And she stopped searching for the keys.
When we indulge in following the path of “why” we usually end up either blaming ourselves or blaming someone else. It stops us in our tracks. We are no longer capable of taking action, of continuing to look for our keys and find the way out of our predicament because we start focussing on the wrong thing. The distressing circumstances are either our fault, someone else’s fault or the fault of an omnipotent being who delights in making our lives miserable.
It doesn’t matter “why” something happened. Let it go. Just move on and take action, take the next step, keep looking for the keys somewhere else.
That’s what I’m doing. I’m not worrying about trying to work out “why” my life unfolded the way it did, instead I’m writing about what happened, how it happened, and what action I took when I did.
Why did this happen to you? It just did.
Now what are you going to do about it?
14 thoughts on “Confession time : my book is f*cked”
I have been caught up in “whys” for the past almost-year and this post so eloquently illustrates why I have also felt stuck…thank you.
You’re welcome ~ so glad to be of help ~ stuckness sucks!!
OMG-You won’t believe this-but this is exactly what I did while journaling toay-I asked why I drank. Of course I end up with excuses mainly (like you point out-blaming)-there is no answer, but we can’t help but ask. I guess the question is, will the reader ask why? hmmmm….
I don’t think that the reader will ask why – mostly because their experience of the world is different to yours. They will want to see the things that happened to you before and after that resonant with them, how you dealt with the situation and what triggered your recovery. In some ways, the how and the what explains the why without us even knowing it …
Yes-that sounds about right. And frankly, I feel like by trying to answer the why question-I give way to much energy to the whole negative experience. 🙂 But sometimes we have to go there to at least get to the rest of the experience-all part of the writing journey. Just need to not get hung up-take the buddhist path and acknowledge it then move on. sometimes easier said than done-but the intent is there!
Whenever I’ve been become (un)stuck during a writing task, I remember the advice I was once given, “show – don’t tell”.
It may not help you, but it’s helped me over the years 🙂
I agree that is perfect advise for fiction or a narrative where the story is all there is. But in a memoir or a personal essay (and blogging) there is reflection and questions which put the author in a telling mode. We want to know how she felt about these things and what she learnt. Exposition is equally as important and trying to answer the “why” questions often gets us bogged down and stuck.
Too true! I think giving undue meaning to events makes us stuck in our heads. I find I need to stop thinking about ‘why’ it happened and what it meant and just learnt to enjoy the ride.
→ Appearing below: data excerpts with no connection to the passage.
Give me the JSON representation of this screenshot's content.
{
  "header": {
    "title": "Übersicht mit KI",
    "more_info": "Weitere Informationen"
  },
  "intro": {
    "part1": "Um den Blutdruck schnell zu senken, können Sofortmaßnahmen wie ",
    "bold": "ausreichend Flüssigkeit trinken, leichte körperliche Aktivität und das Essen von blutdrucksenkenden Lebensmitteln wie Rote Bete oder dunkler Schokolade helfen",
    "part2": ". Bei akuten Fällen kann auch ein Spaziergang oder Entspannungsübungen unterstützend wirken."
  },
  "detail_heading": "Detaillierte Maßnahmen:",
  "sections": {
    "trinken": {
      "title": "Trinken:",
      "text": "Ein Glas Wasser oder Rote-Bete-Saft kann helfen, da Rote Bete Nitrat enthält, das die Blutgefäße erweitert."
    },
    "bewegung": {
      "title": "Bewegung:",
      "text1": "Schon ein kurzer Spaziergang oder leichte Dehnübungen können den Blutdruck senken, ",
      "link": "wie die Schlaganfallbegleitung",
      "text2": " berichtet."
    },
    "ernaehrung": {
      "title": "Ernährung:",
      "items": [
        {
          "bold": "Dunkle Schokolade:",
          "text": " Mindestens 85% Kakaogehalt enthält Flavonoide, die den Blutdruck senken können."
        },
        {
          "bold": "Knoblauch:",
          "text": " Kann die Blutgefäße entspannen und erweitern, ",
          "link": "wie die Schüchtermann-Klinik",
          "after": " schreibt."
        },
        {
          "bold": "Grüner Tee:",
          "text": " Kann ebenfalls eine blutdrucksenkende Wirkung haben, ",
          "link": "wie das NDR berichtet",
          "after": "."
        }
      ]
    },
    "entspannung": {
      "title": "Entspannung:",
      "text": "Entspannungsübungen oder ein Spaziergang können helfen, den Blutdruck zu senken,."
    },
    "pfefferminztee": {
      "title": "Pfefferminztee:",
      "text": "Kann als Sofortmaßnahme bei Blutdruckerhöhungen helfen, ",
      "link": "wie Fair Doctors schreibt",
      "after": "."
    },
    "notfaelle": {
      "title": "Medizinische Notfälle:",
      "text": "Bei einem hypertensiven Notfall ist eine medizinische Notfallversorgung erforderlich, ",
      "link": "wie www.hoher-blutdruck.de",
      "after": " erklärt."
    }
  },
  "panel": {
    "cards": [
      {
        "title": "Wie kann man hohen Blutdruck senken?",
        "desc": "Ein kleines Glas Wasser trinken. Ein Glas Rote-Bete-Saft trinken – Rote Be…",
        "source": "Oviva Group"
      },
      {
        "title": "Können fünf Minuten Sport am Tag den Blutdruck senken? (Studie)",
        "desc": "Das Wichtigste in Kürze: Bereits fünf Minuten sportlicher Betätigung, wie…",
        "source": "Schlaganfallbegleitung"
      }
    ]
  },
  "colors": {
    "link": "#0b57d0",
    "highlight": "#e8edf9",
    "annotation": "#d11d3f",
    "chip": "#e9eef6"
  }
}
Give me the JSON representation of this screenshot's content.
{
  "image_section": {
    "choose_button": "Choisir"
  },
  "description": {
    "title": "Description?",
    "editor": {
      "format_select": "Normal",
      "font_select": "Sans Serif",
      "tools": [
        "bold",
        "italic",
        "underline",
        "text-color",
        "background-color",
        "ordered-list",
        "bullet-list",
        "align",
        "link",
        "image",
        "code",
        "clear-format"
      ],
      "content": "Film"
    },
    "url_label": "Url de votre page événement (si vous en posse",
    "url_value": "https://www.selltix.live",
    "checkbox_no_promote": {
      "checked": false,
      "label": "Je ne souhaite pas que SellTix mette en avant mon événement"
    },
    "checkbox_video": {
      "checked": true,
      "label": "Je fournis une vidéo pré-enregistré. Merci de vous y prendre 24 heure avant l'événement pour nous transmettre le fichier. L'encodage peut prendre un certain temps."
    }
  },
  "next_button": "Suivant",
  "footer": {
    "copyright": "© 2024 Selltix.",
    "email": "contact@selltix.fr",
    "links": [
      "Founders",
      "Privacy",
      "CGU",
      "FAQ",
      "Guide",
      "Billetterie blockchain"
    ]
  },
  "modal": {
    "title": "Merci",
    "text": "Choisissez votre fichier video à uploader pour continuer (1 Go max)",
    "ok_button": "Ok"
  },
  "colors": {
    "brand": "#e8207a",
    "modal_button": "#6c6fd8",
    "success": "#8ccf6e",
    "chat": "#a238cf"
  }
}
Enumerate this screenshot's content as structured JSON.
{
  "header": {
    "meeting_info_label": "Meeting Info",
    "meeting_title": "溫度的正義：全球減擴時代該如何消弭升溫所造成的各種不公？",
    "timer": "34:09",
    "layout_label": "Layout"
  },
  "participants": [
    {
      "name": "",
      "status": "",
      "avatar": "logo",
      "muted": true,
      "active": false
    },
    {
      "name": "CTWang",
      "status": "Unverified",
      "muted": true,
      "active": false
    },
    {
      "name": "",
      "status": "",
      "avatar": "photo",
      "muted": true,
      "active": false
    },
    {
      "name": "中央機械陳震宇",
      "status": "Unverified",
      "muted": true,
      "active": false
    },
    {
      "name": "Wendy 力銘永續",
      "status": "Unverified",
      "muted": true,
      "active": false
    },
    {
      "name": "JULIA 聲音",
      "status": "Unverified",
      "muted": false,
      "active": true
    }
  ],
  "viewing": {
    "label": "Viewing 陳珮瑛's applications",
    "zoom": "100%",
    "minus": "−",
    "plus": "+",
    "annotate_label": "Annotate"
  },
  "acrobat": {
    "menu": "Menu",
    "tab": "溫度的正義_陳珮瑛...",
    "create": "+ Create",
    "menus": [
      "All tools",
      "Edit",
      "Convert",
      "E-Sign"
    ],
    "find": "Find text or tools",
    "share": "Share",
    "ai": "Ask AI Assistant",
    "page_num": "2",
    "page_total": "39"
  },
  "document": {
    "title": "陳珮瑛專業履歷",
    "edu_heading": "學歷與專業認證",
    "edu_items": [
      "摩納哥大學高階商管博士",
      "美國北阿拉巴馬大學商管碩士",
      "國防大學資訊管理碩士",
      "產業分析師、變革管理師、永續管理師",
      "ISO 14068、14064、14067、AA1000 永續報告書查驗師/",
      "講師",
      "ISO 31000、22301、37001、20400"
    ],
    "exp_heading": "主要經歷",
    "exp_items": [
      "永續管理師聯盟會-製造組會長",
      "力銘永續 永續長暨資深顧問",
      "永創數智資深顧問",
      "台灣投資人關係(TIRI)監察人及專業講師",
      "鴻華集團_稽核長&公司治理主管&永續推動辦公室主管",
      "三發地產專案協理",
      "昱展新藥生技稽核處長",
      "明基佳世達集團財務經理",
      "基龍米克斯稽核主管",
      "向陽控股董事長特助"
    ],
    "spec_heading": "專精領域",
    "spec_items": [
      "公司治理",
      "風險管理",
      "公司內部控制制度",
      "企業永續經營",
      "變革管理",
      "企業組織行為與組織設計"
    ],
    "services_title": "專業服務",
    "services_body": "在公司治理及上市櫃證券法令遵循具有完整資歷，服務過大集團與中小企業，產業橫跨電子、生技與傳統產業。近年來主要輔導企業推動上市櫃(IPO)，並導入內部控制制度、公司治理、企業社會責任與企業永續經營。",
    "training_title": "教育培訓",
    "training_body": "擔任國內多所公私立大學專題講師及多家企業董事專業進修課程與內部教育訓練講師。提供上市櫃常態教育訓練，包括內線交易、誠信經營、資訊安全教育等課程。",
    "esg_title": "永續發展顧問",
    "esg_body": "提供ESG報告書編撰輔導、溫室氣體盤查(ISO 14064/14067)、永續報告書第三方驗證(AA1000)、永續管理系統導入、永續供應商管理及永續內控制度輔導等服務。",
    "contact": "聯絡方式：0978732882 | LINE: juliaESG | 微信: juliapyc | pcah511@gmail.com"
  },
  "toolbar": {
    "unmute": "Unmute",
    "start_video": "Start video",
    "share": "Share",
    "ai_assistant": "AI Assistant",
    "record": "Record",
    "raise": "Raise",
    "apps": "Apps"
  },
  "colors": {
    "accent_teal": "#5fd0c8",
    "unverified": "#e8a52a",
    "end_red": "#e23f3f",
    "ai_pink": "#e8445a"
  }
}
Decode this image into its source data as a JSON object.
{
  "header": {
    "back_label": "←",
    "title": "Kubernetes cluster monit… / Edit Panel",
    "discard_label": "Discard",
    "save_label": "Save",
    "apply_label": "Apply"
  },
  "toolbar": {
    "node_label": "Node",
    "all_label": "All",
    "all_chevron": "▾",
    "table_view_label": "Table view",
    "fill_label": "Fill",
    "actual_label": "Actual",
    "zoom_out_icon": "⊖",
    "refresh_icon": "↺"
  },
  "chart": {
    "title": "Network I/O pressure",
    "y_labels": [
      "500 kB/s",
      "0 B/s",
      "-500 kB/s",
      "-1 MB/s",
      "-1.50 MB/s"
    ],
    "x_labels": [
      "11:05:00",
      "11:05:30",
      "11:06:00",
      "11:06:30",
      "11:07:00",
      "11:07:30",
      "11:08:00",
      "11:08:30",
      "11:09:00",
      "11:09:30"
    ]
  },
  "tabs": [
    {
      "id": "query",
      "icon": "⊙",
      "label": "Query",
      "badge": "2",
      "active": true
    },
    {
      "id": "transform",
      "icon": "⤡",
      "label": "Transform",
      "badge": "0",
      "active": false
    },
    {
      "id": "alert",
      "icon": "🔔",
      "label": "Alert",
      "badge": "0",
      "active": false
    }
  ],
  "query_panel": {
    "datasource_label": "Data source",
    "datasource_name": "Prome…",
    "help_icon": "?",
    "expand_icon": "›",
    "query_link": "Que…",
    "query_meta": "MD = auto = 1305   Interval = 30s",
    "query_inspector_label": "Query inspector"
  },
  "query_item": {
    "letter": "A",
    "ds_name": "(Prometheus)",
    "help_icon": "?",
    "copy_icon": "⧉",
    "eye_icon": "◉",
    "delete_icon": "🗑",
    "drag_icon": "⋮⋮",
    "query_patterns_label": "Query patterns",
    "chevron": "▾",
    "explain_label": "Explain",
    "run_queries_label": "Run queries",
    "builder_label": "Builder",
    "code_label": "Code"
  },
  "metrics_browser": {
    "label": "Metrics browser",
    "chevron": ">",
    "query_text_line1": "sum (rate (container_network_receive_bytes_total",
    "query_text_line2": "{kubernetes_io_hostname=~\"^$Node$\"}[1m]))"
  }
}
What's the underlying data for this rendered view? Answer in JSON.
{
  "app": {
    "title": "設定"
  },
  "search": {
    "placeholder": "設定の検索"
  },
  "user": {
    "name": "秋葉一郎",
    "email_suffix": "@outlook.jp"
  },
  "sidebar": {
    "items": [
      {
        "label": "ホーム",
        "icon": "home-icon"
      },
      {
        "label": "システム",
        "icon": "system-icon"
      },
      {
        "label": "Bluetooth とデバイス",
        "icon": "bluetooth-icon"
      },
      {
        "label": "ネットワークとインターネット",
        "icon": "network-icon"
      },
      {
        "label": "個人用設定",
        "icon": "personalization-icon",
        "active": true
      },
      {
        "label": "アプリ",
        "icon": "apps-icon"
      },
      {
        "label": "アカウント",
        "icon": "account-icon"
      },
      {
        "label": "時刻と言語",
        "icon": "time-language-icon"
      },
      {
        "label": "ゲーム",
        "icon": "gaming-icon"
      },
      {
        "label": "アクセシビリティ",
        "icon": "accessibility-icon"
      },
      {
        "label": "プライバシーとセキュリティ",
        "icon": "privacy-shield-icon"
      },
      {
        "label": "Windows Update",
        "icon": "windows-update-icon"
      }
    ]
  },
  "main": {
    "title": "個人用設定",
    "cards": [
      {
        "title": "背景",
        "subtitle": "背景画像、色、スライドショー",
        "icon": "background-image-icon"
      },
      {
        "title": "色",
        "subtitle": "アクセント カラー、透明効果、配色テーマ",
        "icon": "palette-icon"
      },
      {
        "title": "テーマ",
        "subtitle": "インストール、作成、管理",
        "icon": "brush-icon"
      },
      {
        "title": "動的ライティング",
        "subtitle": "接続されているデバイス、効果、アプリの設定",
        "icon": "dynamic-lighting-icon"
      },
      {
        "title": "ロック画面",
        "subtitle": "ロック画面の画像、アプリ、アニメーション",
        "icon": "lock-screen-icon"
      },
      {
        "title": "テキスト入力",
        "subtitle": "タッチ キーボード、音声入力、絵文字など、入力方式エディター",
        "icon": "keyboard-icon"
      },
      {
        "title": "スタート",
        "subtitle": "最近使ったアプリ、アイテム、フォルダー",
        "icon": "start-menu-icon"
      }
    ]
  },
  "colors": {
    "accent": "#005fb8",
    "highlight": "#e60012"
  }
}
I really appreciate how you dissect it. Also, I can’t wait to read your book.
Cheers Halley ~ enjoying the ride is what it’s all about 😀 It is also funny how we don’t spend days agonizing over why good things happen to us without any reason, it’s just the bad things we want answers for …
And it’s the bad things that stick out the most-ugh! :-0
I can’t write for shit so i appreciate anything that comes from you Katie!!!!!!!
I’ve been following you my love and have enjoyed every moment of it, I just LOVE how much you have changed since our days hanging out together at 630am, smoking durries, talking shit – hahaha how life has changed xxx
Welcome back gorgeous Ferny. Things have indeed changed. Who would have guessed? I’m so glad you’re happy and that little bubba is getting bigger xxx
I don’t usually question why bad things have happened to me. My ridiculously stupid choices over the years are the obvious reason. I tend to question, and even fear, the good things. WHY does my luck seem to be changing for the better? WHY are good things happening to ME? I haven’t done anything to deserve them, and there are amazingly good people who do deserve it, but suffer so much. It scares me that the luck scale will get too heavy on the “good” side and have to right itself w/ something amazingly bad.
Interesting point — I’ve never thought about the good things. For me, good things are the norm and bad things mean something is wrong. In actual fact — both things happen to us and there is no real rhyme or reason, that’s why life is such an adventure! I think gratitude is the key — giving thanks for all things.